Securing the data in-transit from the edge of the network will also be essential. Encryption should help ensure privacy and data integrity, but organisations will also require the ability to detect when these remote devices could be used as means of attacking their core network. Again, it's unlikely that this will be implemented as anything other than a cloud service.

"Adversaries won't focus exclusively on individual devices; the ultimate target will be the IoT data repositories," noted Forrester.

The IoT will require the ability to segment the corporate network, and to assume that many of the devices attached to it are at-best vulnerable and at-worst actually a security risk. According to Gartner, discovery, provisioning and authentication services will also make up a significant chunk of spending on IoT security.

But these services will take years to mature -- it could be near the end of the decade before they are operating at scale and with the required efficiency level.

Not all of the IoT security headache will be solved by enterprise alone. Some of this will be down the emergence of standards in particular industries -- the smart home security standards will be different to the standards around critical national infrastructure, which in turn will be different to those used in the automotive industry -- and all will develop at different rates, says IDC's Brown.

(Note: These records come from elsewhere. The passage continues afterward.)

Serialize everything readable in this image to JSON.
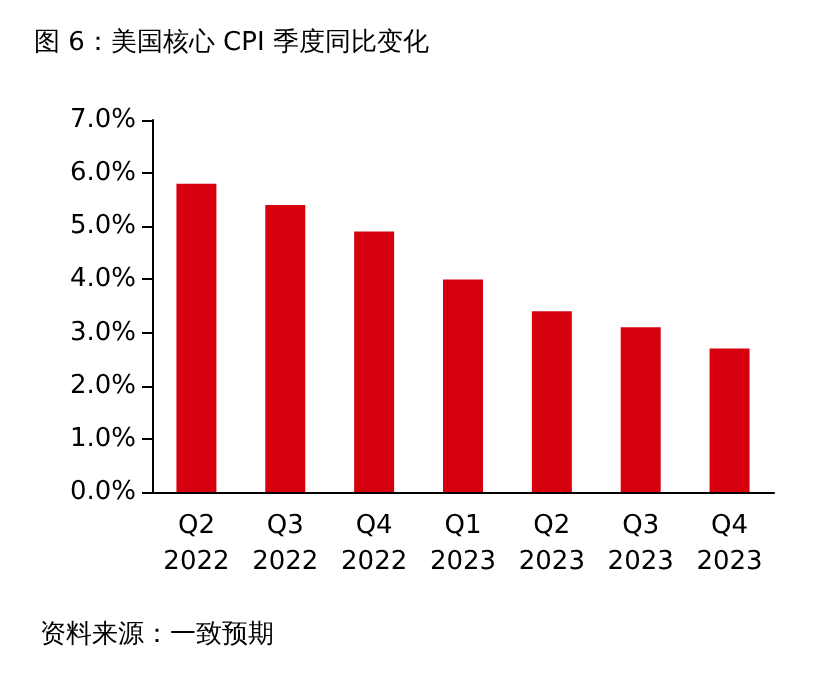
{
  "chart_data": {
    "type": "bar",
    "title": "图 6：美国核心 CPI 季度同比变化",
    "categories": [
      "Q2\n2022",
      "Q3\n2022",
      "Q4\n2022",
      "Q1\n2023",
      "Q2\n2023",
      "Q3\n2023",
      "Q4\n2023"
    ],
    "values": [
      5.8,
      5.4,
      4.9,
      4.0,
      3.4,
      3.1,
      2.7
    ],
    "color": "#d7000f",
    "ylim": [
      0,
      7
    ],
    "yticks": [
      {
        "value": 0,
        "label": "0.0%"
      },
      {
        "value": 1,
        "label": "1.0%"
      },
      {
        "value": 2,
        "label": "2.0%"
      },
      {
        "value": 3,
        "label": "3.0%"
      },
      {
        "value": 4,
        "label": "4.0%"
      },
      {
        "value": 5,
        "label": "5.0%"
      },
      {
        "value": 6,
        "label": "6.0%"
      },
      {
        "value": 7,
        "label": "7.0%"
      }
    ],
    "grid": false,
    "annotations": [
      "资料来源：一致预期"
    ]
  }
}
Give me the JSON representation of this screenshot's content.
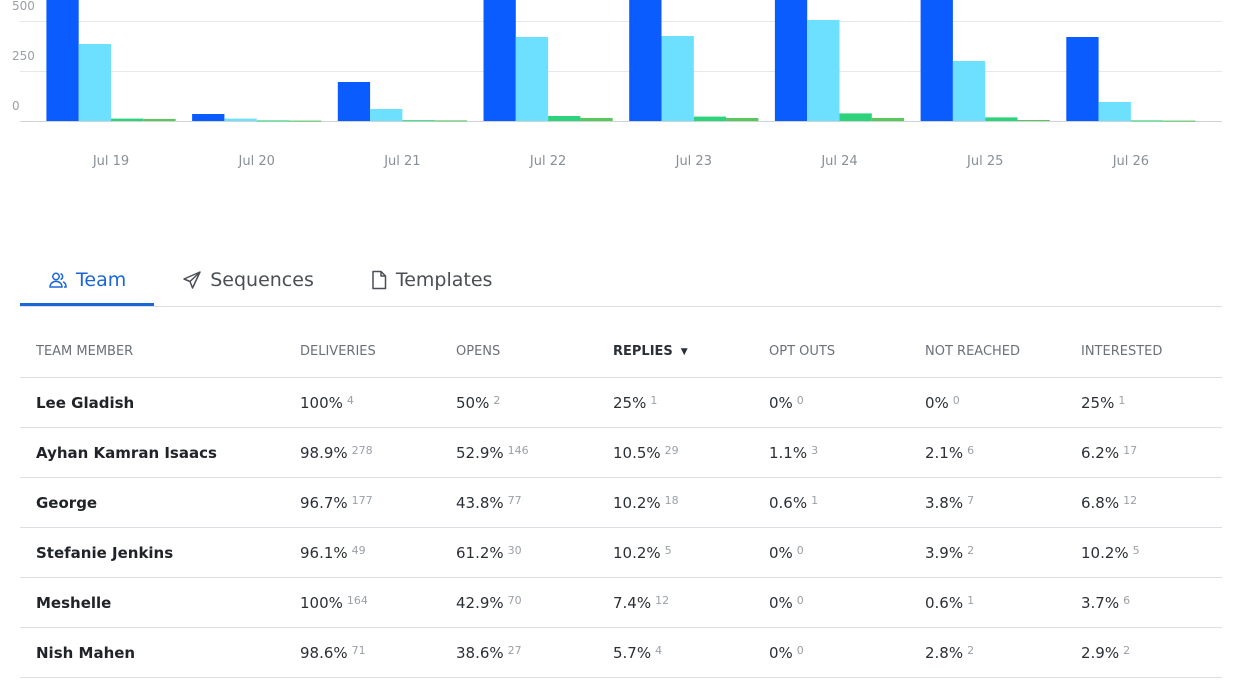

And the devices themselves will have to improve too.

"If the manufacturers don't move quickly there are going to be some really horrific hacks," says Brown. "If you are asking people to install antivirus on their televisions that's just the wrong solution to that problem. The industry will get there, but it will take a long time for security to be built in from the design upwards."

In the meantime, expect IoT security -- or more likely the lack of it -- to be making headlines for the next few years at least, said Brown. "In five years time we will be in a better place, but it's going to be a bumpy ride."